There are many permutations in the employer/independent contractor matrix. The Texas Supreme Court has ruled in Entergy v. Summers that the employees of a subcontractor – in this case, International Maintenance Corp (IMC) – can be considered employees of the general contractor. The United Steel Workers cry foul: without the remedy of tort liability, they argue, employers can get away with murder.
This case brings us to the heart of workers comp system. Entergy hired IMC to perform maintenance, including “water and turbine-related, generator-related work” at its plant in Sabine LA. In the contract, Entergy defined IMC as an “independent contractor” but also stipulated that Entergy could use a “statutory employee” defense against liability. An addendum to the contract recognized Entergy as the statutory employer of IMC employees (while IMC remained the “direct employer”). Most significant for our purposes, Entergy paid the workers compensation premiums on all IMC employees working on their premises. (Of course, IMC employees were not parties to the written agreements between their employer and Entergy.)
When John Summers was injured, he collected workers comp. However, he subsequently sued Entergy as a third party for negligence. Entergy sought dismissal under summary judgment, arguing that that it was a general contractor and Summers’s virtual employer and was thus shielded from tort liability. First they won, then the lost on appeal. Finally, at the Texas Supreme Court, they won again.

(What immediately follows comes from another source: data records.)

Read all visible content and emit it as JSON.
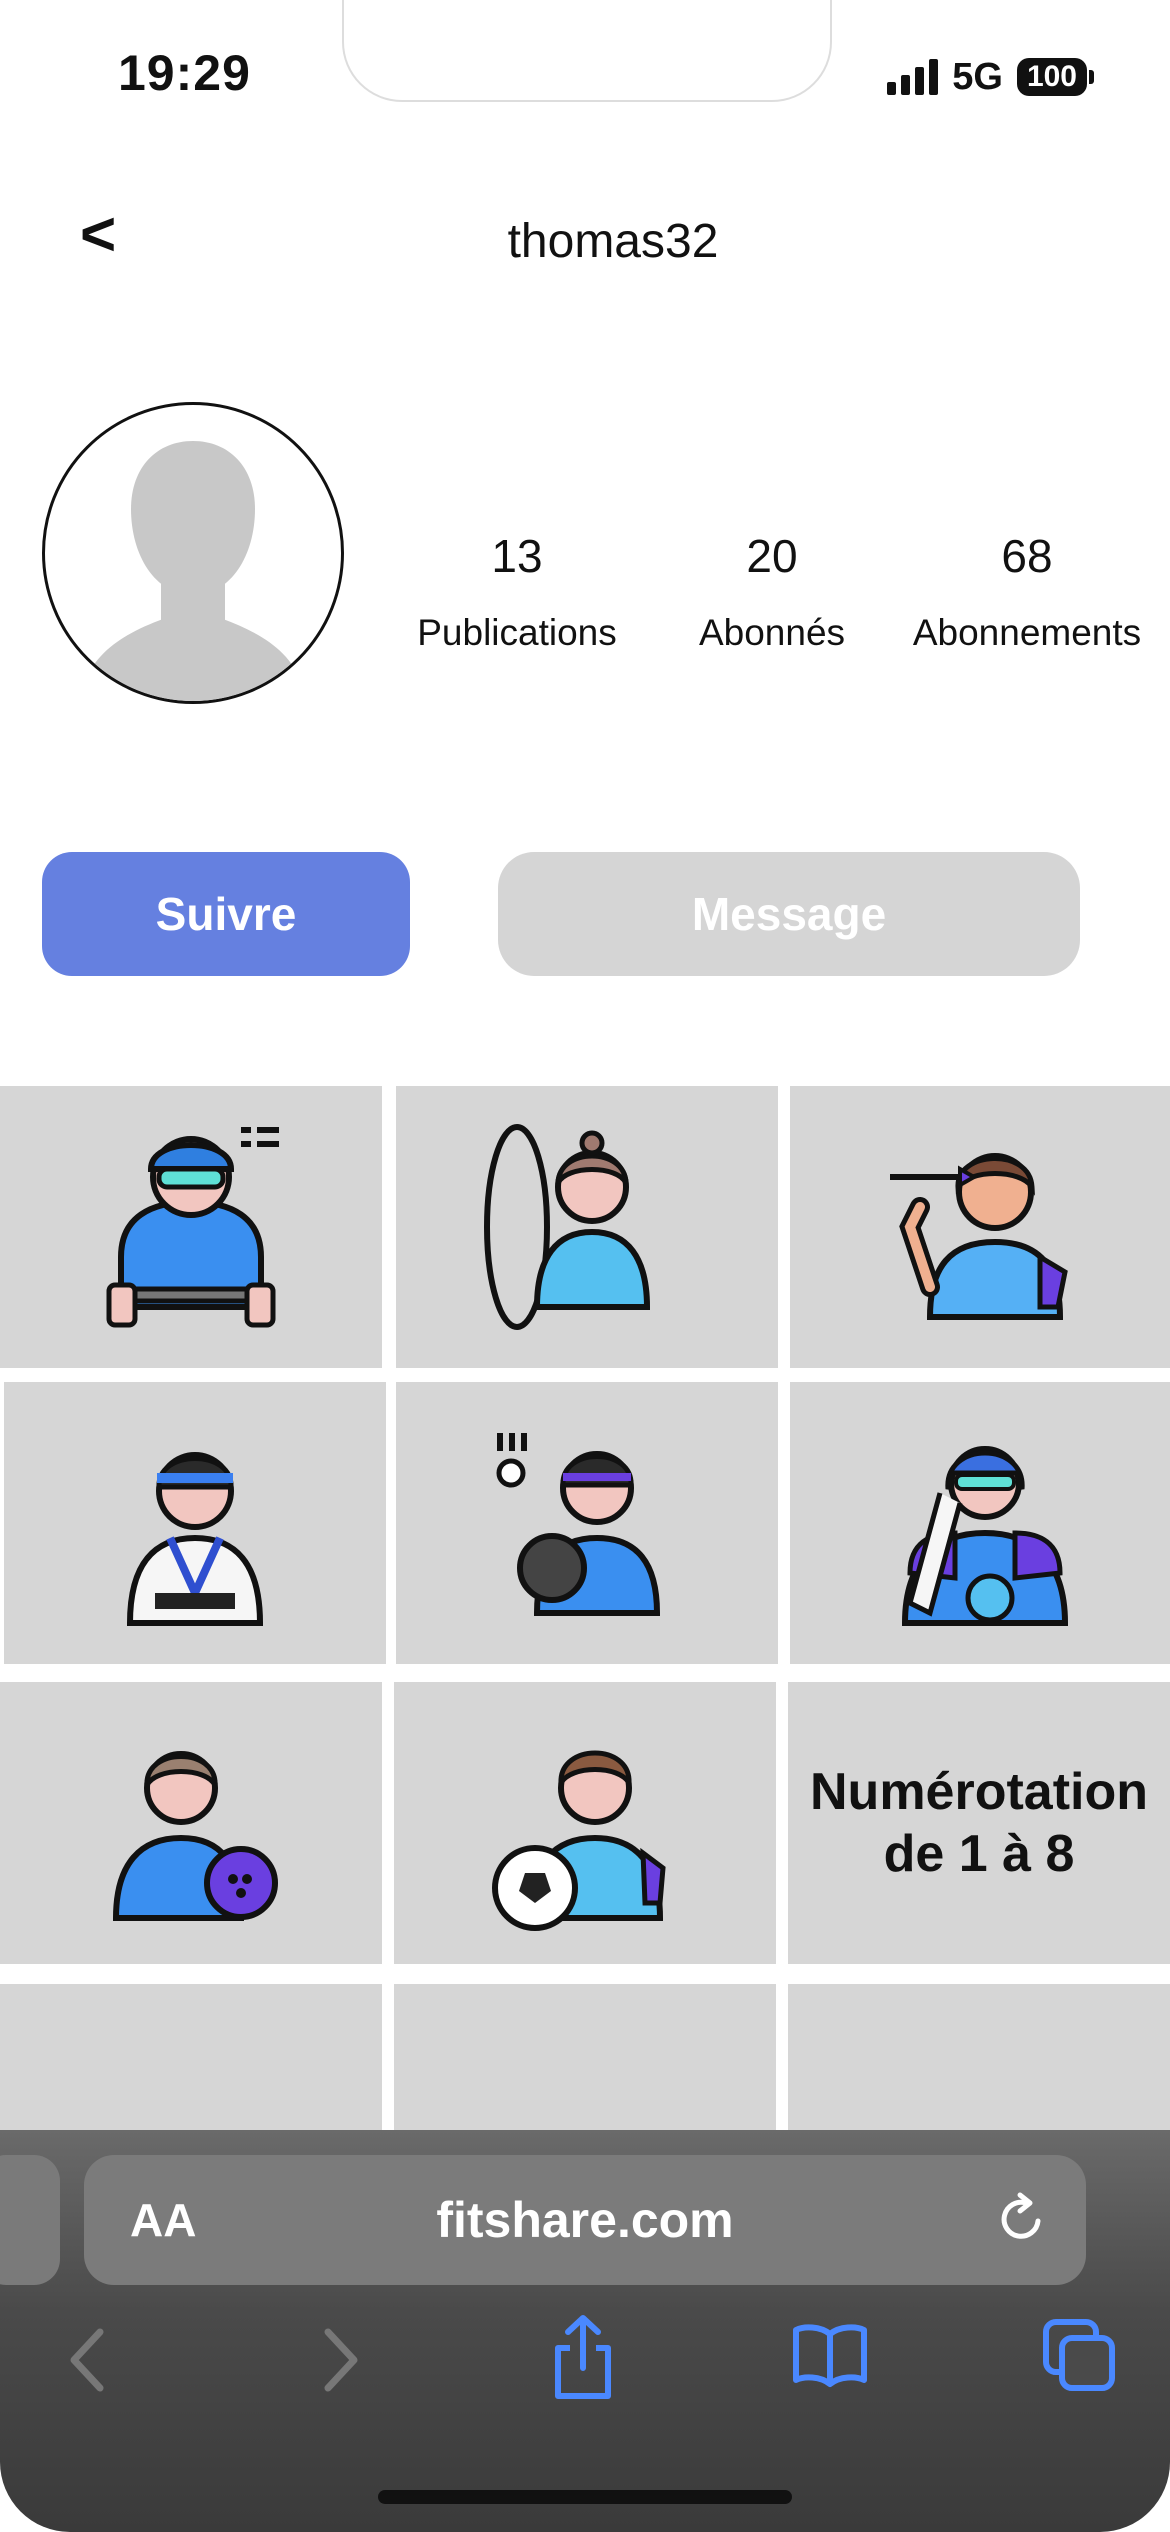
{
  "status_bar": {
    "time": "19:29",
    "network": "5G",
    "battery": "100"
  },
  "header": {
    "back_label": "<",
    "username": "thomas32"
  },
  "profile": {
    "stats": [
      {
        "value": "13",
        "label": "Publications"
      },
      {
        "value": "20",
        "label": "Abonnés"
      },
      {
        "value": "68",
        "label": "Abonnements"
      }
    ]
  },
  "actions": {
    "follow_label": "Suivre",
    "message_label": "Message"
  },
  "grid": {
    "items": [
      {
        "icon": "cyclist-icon"
      },
      {
        "icon": "hula-hoop-icon"
      },
      {
        "icon": "darts-player-icon"
      },
      {
        "icon": "karate-icon"
      },
      {
        "icon": "bowling-player-icon"
      },
      {
        "icon": "hockey-player-icon"
      },
      {
        "icon": "bowler-icon"
      },
      {
        "icon": "soccer-player-icon"
      },
      {
        "text": "Numérotation de 1 à 8"
      }
    ]
  },
  "browser": {
    "text_size_label": "AA",
    "url": "fitshare.com"
  },
  "colors": {
    "accent": "#6580e0",
    "tile": "#d6d6d6",
    "message_bg": "#d5d5d5",
    "icon_blue": "#3aa0f0",
    "icon_purple": "#6a3fe0"
  }
}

The court relied on a couple of definitions:
– A “subcontractor” is a person who contracts with a general contractor to perform all or part of the work or services that the GC has undertaken to perform.” With equipment maintenance a key part of Entergy operations, the IMC people appear to fall under this definition.
– The court goes on to say that a premises owner is not precluded from meeting the definition of “general contractor.” (The appeals court based its reinstatement of the claim in part on this issue.)
Comp vs. Tort Liability
Here’s how the steelworkers frame the issue:
Worker’s compensation was never intended to compensate an injured worker fully and deals with compensation only and not prevention of an unsafe workplace. Benefits decrease dramatically regardless of the severity of the injury. Even though a worker may not be recovered or be able to fully recover, he or she is thrown out of the system when the benefits end. Workers’ compensation also does not include non-economic damages like the pain and suffering of a worker burned severely on the job and the costs his or her family bear because of the injury.
This is an interesting argument, but one that butts up against the very nature of workers comp, which is by definition the “exclusive remedy” for workplace injuries involving employees. To be sure, the benefits provided for catastophic injury are often inadequate. Comp does not take into account pain and suffering. It is by nature “no fault” – its goal is to cover medical costs and replace lost wages. There are built-in limitations in benefits that come into play as you go from state to state. It’s an imperfect system. Nonetheless, comp provides the primary protection for workers across the country.
While the Steelworkers Union finds no incentive in the comp system to provide a safe workplace, employers (and general contractors) are penalized for high losses. Comp is experience rated: this year’s losses translate into future increases in cost. To be sure, employers in IMC’s line of work – energy-related companies – often have poor safety records (did someone mention BP?). Once the “exclusive remedy” protection is breached – as happened with the explosions at the BP plant – liability soars into the stratosphere.
The steelworker’s argument is not really with the “pro-business” Texas Supreme Court – it is with the nature of workers comp itself. Comp is a no-fault system designed to protect employees who suffer work-related injuries. It also protects employers by limiting their liability. Comp is not perfect. The benefits can be stingy. But once an employer-employee relationship is established, comp is the exclusive remedy in all but a very few cases. Once Entergy took on the payment of workers comp premiums for IMC workers, the potential for tort recovery all but disappeared.